Vantage Point: Maternal Influence

By Ken Horn
May 8, 2011

The way we remember people is not always the way they really were. Friends and loved ones often have strengths and assets that go unnoticed. Mothers often fall into that category.

My sister Pat recently reminded me of this. I was young when she and her family left our hometown in California to live in Mississippi, so I don’t really remember this story. Moving so far away was a big deal 40-plus years ago when long-distance phone calls were spendy and, thus, infrequent. When the time came for their departure, my dad was too emotional to do much of anything. It was my mother who pulled the family together and prayed for them.

“It’s the first time I heard Mother pray in tongues,” Pat said.

We have a number of friends I would consider “supermoms” — women who balance family, ministry and sometimes secular vocation while clearly building solid relationships with their children and providing spiritual strength for their families. I don’t quite know how they do it.

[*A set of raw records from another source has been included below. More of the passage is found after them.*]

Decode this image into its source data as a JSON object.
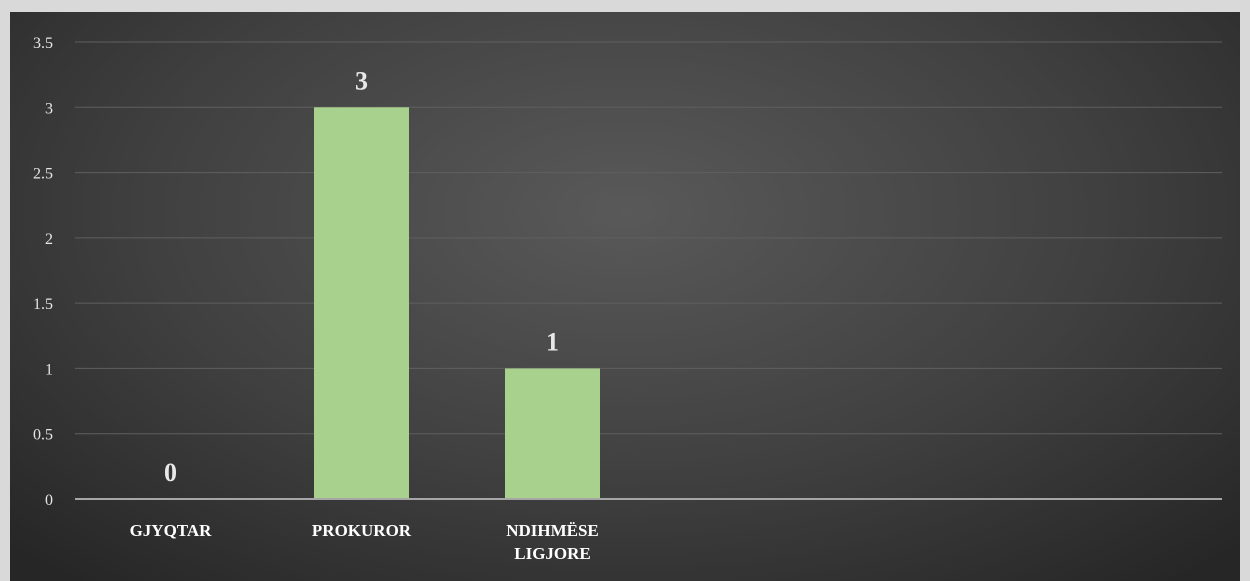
{
  "chart_data": {
    "type": "bar",
    "categories": [
      [
        "GJYQTAR"
      ],
      [
        "PROKUROR"
      ],
      [
        "NDIHMËSE",
        "LIGJORE"
      ]
    ],
    "values": [
      0,
      3,
      1
    ],
    "data_labels": [
      "0",
      "3",
      "1"
    ],
    "y_ticks": [
      "0",
      "0.5",
      "1",
      "1.5",
      "2",
      "2.5",
      "3",
      "3.5"
    ],
    "ylim": [
      0,
      3.5
    ],
    "title": "",
    "xlabel": "",
    "ylabel": "",
    "grid": true,
    "legend": "none",
    "colors": {
      "bar": "#a9d18e",
      "gridline": "#5f5f5f",
      "axis": "#a6a6a6",
      "text": "#ffffff"
    }
  }
}
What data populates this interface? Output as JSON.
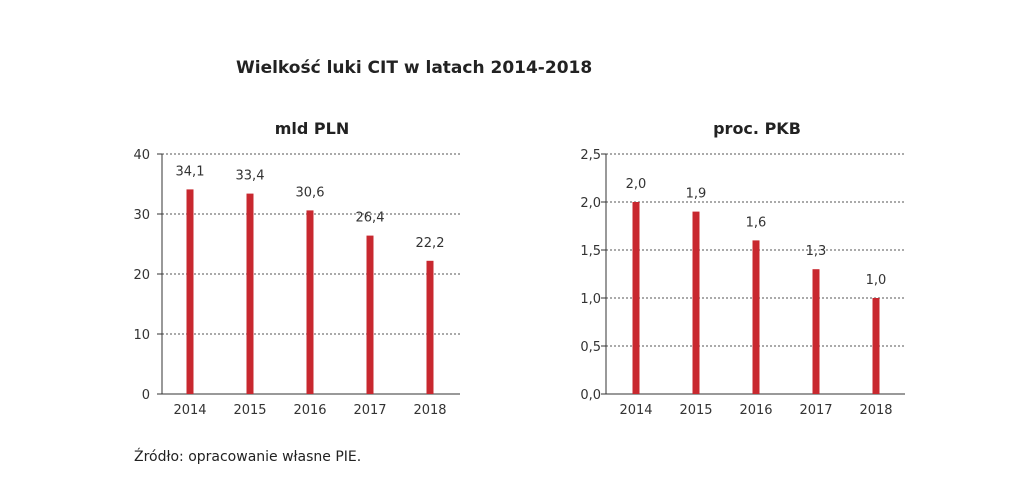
{
  "title": "Wielkość luki CIT w latach 2014-2018",
  "source": "Źródło: opracowanie własne PIE.",
  "colors": {
    "bar": "#c8282f"
  },
  "chart_data": [
    {
      "type": "bar",
      "title": "mld PLN",
      "categories": [
        "2014",
        "2015",
        "2016",
        "2017",
        "2018"
      ],
      "values": [
        34.1,
        33.4,
        30.6,
        26.4,
        22.2
      ],
      "value_labels": [
        "34,1",
        "33,4",
        "30,6",
        "26,4",
        "22,2"
      ],
      "yticks": [
        0,
        10,
        20,
        30,
        40
      ],
      "ytick_labels": [
        "0",
        "10",
        "20",
        "30",
        "40"
      ],
      "ylim": [
        0,
        40
      ],
      "xlabel": "",
      "ylabel": ""
    },
    {
      "type": "bar",
      "title": "proc. PKB",
      "categories": [
        "2014",
        "2015",
        "2016",
        "2017",
        "2018"
      ],
      "values": [
        2.0,
        1.9,
        1.6,
        1.3,
        1.0
      ],
      "value_labels": [
        "2,0",
        "1,9",
        "1,6",
        "1,3",
        "1,0"
      ],
      "yticks": [
        0,
        0.5,
        1.0,
        1.5,
        2.0,
        2.5
      ],
      "ytick_labels": [
        "0,0",
        "0,5",
        "1,0",
        "1,5",
        "2,0",
        "2,5"
      ],
      "ylim": [
        0,
        2.5
      ],
      "xlabel": "",
      "ylabel": ""
    }
  ]
}
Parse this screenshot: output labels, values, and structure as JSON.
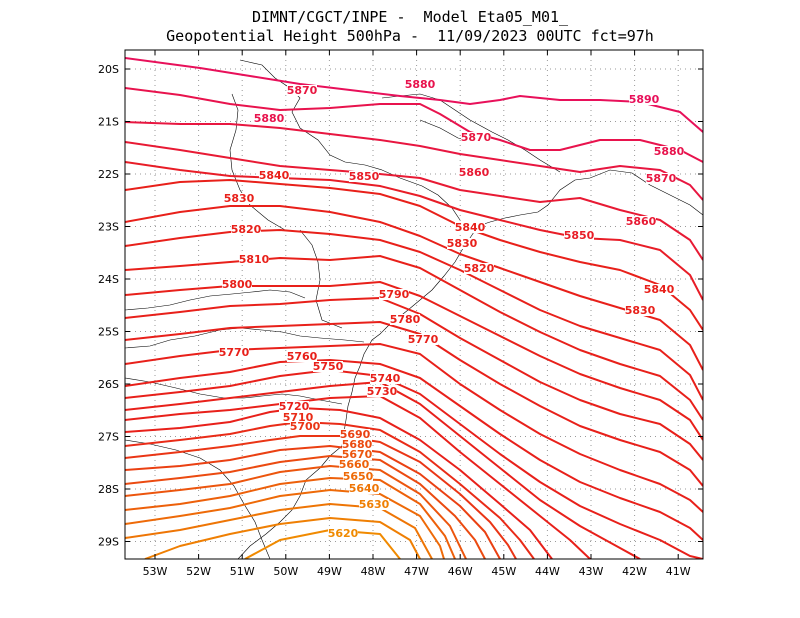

But we also know a lot of moms like mine, often stay-at-home moms, women with quiet strength and deep influence in their homes.

Twice the Book of Proverbs tells us, “Do not forsake your mother’s teaching” (1:8; 6:20, NIV). Yes, this would apply to the many moms who homeschool today, but there is a far deeper meaning. Most Christian mothers, regardless of whether they have an outgoing personality or a reserved one, teach their children by the way they live.

Growing up, I didn’t realize the extent of my mother’s influence. Upon reflection, a passage that describes her is Romans 12:9-11: “Let love be without hypocrisy. ... Be kindly affectionate to one another with brotherly love, in honor giving preference to one another; not lagging in diligence, fervent in spirit, serving the Lord” (NKJV). How many of us have godly mothers to whom this applies?

Godly mothers have a way of putting their imprint upon their families. If yours is living, thank her and honor her. If she is gone, honor her by remembering her contributions and sharing them with family and friends.